Is there life after a slump for Adelaide-based manufacturer Hills Industries?
Judging by yesterday’s full year result and the market reaction, the answer would have to be yes.
The company’s shares had dipped in June and July, falling from a high of $2.40 on June 16 to a low of $2.04 on July 7.
They subsequently struggled higher, but yesterday jumped 11%, or 24c, to $2.43.
The company’s earnings took a hit in 2009 after going nowhere for three years, but yesterday the group surprised with a sharp rise in profit and a higher dividend.
Although its previous guidance was for a lift in earnings, profit was at the upper end of the forecast range, the company revealed in yesterday’s earnings report for the 2010 financial year.
Hills said net profit before unusual items was 43.3% higher than the $28 million earned in 2009, at $40.188 million, helped by a turnaround in the company’s home hardware and eco products division.
That restores earnings to the $40 million range, but leaves it short of the $48 million earned in 2008.
The higher profit was earned on a 3% fall in sales to $1.15 billion from $1.19 billion in 2009.
The company said it would pay a final dividend of 5.5c a share, fully franked, up from 2c in the fiscal 2009.
That made a full year payout of 12.5c a share, up from the 10c in 2009, but a long way short of the 27.5c a share paid in 2008.

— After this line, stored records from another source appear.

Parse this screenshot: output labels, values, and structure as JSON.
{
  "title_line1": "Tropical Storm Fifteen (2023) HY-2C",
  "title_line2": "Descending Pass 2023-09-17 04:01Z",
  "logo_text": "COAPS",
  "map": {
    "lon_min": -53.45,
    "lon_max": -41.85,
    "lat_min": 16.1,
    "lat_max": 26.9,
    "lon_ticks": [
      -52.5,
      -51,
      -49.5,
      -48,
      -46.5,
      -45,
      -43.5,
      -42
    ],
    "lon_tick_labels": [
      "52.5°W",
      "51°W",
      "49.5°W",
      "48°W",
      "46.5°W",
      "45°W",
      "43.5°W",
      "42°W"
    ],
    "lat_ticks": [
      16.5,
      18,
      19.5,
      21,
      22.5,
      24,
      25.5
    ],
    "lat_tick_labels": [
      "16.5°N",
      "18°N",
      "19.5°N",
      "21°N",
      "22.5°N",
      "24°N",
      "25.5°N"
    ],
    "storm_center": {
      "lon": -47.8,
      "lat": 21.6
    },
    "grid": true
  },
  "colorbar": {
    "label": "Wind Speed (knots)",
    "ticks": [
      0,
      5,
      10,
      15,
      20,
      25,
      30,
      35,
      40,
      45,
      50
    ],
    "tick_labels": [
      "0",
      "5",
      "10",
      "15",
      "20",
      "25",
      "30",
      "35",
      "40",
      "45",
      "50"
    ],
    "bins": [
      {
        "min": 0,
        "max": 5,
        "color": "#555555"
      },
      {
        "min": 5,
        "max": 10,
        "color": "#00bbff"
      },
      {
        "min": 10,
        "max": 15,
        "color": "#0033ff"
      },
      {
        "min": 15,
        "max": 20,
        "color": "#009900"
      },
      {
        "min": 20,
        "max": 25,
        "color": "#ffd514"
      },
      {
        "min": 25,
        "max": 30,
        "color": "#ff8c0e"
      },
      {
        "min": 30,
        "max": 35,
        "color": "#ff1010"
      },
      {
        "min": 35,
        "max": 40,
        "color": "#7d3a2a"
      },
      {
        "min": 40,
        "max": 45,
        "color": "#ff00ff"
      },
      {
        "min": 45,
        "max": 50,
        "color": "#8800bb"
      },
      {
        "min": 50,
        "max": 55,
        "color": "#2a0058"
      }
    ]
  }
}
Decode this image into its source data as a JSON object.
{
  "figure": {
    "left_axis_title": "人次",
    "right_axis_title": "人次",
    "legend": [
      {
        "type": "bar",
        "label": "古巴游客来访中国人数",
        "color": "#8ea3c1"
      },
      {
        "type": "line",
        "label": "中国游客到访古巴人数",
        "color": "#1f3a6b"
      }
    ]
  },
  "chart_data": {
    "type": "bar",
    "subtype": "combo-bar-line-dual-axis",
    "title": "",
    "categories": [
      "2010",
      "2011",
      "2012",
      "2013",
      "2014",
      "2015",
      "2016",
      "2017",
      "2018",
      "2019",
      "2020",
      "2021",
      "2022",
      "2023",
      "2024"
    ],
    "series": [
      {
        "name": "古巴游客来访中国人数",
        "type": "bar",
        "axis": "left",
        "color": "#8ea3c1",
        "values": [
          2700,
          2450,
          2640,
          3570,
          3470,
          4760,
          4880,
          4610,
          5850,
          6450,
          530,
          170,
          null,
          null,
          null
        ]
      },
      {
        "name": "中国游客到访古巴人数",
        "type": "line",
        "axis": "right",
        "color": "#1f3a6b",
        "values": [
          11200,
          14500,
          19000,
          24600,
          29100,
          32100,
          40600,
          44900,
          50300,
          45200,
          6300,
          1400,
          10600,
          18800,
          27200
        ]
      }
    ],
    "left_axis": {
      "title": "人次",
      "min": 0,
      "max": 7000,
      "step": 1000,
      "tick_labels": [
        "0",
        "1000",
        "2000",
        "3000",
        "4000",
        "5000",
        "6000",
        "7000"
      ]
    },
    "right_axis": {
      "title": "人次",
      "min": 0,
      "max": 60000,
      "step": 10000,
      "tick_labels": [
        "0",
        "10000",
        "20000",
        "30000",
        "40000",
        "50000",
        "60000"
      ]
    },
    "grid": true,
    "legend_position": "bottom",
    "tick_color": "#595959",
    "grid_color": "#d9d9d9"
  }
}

Since then the company has changed its payout policy from one of almost 100% of earnings, to a more conservative proportion of a range of 50% to 100%.
The 2010 payout will be 75% of earnings.
The driver was the sharp improvement in the home hardware and eco divisions which saw earnings before interest tax of $10.23 million, up from the loss of $3.1 million in 2009.
That helped offset a lower contribution from Hills’ biggest division, building and industrial products, which saw sales dip 4.8%, and EBIT drop 17.3% to $31.8 million in the 2010 year.
Hills chairman Jennifer Hill-Ling said the company forecasts a lift in profits in the current financial year.
"We remain focused on retaining the business improvements implemented in FY09 and FY10 and have a number of growth initiatives in place to deliver a modest improvement in profits for FY11," Ms Hill-Ling said.
Ms Hill-Ling said external factors such as the state of global financial markets, the issue of sovereign debt in Europe, the weak US economy and muted activity in the commercial building sector domestically could have an effect in the forthcoming year.